Louis, le solide gaillard assis à gauche de Manon, se tortille sur sa chaise. «Ça m'énerve un peu d'être là...», confirme-t-il. De ce soir où, parti de Cudrefin, il a demandé à un copain de le conduire à La Chaux-de-Fonds, il n'a que «de très vagues souvenirs», mais se souvient qu'il était décidé à dormir chez Manon. «Dormir?», interroge le président. «Et avoir quelque chose de plus», admet-il. «J'ai bien vu qu'elle pleurait mais j'ai pensé que c'était à cause de son ex-petit ami. C'est vrai qu'elle n'avait pas l'air bien. Elle n'était peut-être pas consentante. Mais une fille qui accepte de discuter à deux heures du matin...», finit-il par lâcher. «C'est déjà bizarre...», renchérit son père, venu dresser un portrait flatteur du fiston: travailleur infatigable, bon randonneur. Louis aime la nature et son grand-papa. C'est un bon gars. «Et sain.» La preuve: «Il est antifumeurs de joints», plaide le père. Louis pensait faire une carrière militaire. «On était fier de lui.» Oui mais voilà. Un mois à peine avant le viol de Manon, il se faisait virer, déjà «pour avoir taquiné des filles. Le grand-papa, il en a pris un coup, là».
Les filles en question, recrues féminines croisées à Brugg, ont, elles aussi, déposé plainte. Et raconté comment Louis avait déboulé au milieu de la nuit dans leur dortoir, leur ordonnant de le rejoindre dans sa chambre en vue d'obtenir une relation sexuelle. Louis ne conteste pas «avoir tenté [sa] chance. Elles m'ont dit non. Et même que j'étais sergent... Et même que j'avais des pouvoirs... Et j'ai très bien compris».

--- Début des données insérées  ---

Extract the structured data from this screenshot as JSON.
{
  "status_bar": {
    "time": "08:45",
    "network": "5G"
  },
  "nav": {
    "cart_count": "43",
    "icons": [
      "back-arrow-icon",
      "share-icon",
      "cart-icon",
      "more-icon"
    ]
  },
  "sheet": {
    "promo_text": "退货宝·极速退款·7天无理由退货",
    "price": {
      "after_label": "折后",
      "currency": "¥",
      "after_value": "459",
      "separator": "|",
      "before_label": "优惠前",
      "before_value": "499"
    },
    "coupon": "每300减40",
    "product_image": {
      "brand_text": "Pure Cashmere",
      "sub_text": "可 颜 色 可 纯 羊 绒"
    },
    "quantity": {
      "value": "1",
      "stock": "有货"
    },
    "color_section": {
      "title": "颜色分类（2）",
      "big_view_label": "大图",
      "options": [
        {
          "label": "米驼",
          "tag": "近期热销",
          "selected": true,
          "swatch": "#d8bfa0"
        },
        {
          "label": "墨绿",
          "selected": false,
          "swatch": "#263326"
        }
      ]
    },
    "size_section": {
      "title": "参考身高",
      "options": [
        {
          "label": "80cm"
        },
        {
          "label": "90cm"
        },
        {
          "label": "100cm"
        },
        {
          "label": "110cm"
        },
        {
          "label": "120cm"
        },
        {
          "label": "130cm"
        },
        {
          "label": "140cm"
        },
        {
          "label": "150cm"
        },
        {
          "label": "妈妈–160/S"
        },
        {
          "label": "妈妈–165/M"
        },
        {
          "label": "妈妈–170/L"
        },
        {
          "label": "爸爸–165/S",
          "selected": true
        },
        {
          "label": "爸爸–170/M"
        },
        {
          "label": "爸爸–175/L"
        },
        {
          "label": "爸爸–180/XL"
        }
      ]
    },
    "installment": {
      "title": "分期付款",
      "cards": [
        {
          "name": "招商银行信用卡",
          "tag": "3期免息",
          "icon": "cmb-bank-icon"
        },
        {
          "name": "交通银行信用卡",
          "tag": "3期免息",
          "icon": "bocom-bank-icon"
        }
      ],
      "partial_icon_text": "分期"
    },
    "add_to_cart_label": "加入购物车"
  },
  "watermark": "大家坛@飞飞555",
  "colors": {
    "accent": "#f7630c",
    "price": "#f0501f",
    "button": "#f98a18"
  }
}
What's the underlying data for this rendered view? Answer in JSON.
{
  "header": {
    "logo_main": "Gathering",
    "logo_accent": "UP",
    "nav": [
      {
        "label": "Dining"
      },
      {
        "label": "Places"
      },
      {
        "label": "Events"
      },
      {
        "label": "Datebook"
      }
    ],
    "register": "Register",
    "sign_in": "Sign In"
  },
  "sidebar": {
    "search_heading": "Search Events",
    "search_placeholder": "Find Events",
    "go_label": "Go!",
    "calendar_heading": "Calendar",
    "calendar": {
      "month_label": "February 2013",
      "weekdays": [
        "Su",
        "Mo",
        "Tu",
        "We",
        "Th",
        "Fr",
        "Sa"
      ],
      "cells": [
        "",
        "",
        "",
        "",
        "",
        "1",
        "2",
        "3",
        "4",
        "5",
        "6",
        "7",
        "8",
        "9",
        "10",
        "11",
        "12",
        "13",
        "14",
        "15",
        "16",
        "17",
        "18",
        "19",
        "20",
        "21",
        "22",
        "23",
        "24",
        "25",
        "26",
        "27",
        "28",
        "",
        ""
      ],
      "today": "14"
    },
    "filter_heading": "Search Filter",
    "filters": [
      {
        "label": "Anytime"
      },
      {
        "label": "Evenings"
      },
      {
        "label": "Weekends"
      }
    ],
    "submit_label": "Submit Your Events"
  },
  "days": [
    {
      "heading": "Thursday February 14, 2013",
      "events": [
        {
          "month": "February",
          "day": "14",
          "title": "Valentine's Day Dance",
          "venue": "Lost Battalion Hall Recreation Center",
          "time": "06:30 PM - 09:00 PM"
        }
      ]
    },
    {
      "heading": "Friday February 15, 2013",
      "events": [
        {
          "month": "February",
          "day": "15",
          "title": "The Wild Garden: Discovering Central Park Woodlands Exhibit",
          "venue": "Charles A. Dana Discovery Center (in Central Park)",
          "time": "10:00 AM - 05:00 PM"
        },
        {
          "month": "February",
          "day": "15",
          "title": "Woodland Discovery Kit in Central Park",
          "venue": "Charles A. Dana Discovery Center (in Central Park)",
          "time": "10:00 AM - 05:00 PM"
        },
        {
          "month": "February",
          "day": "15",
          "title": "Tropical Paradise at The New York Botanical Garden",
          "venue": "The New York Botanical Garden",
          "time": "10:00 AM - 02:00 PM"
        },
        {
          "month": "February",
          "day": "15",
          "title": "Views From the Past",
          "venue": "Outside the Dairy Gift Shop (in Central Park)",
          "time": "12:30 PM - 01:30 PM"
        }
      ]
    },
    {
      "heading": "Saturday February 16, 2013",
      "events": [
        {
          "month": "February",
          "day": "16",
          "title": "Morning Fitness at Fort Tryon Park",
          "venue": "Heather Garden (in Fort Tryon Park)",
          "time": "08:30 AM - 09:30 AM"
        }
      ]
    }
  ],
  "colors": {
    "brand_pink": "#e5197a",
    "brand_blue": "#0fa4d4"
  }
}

Devant le groupe, Louis renonce à obtenir des faveurs sexuelles. Mais seul avec Manon, c'est différent. «Peu lui importait de savoir si sa résistance avait été brisée», relèvera le suppléant du procureur. Or, non, c'est non, peu importe le ton et le niveau de décibels. Yanis Callandret a demandé que le prévenu soit condamné à trois ans de réclusion, son jeune âge au moment des faits - 19 ans - constituant une circonstance atténuante.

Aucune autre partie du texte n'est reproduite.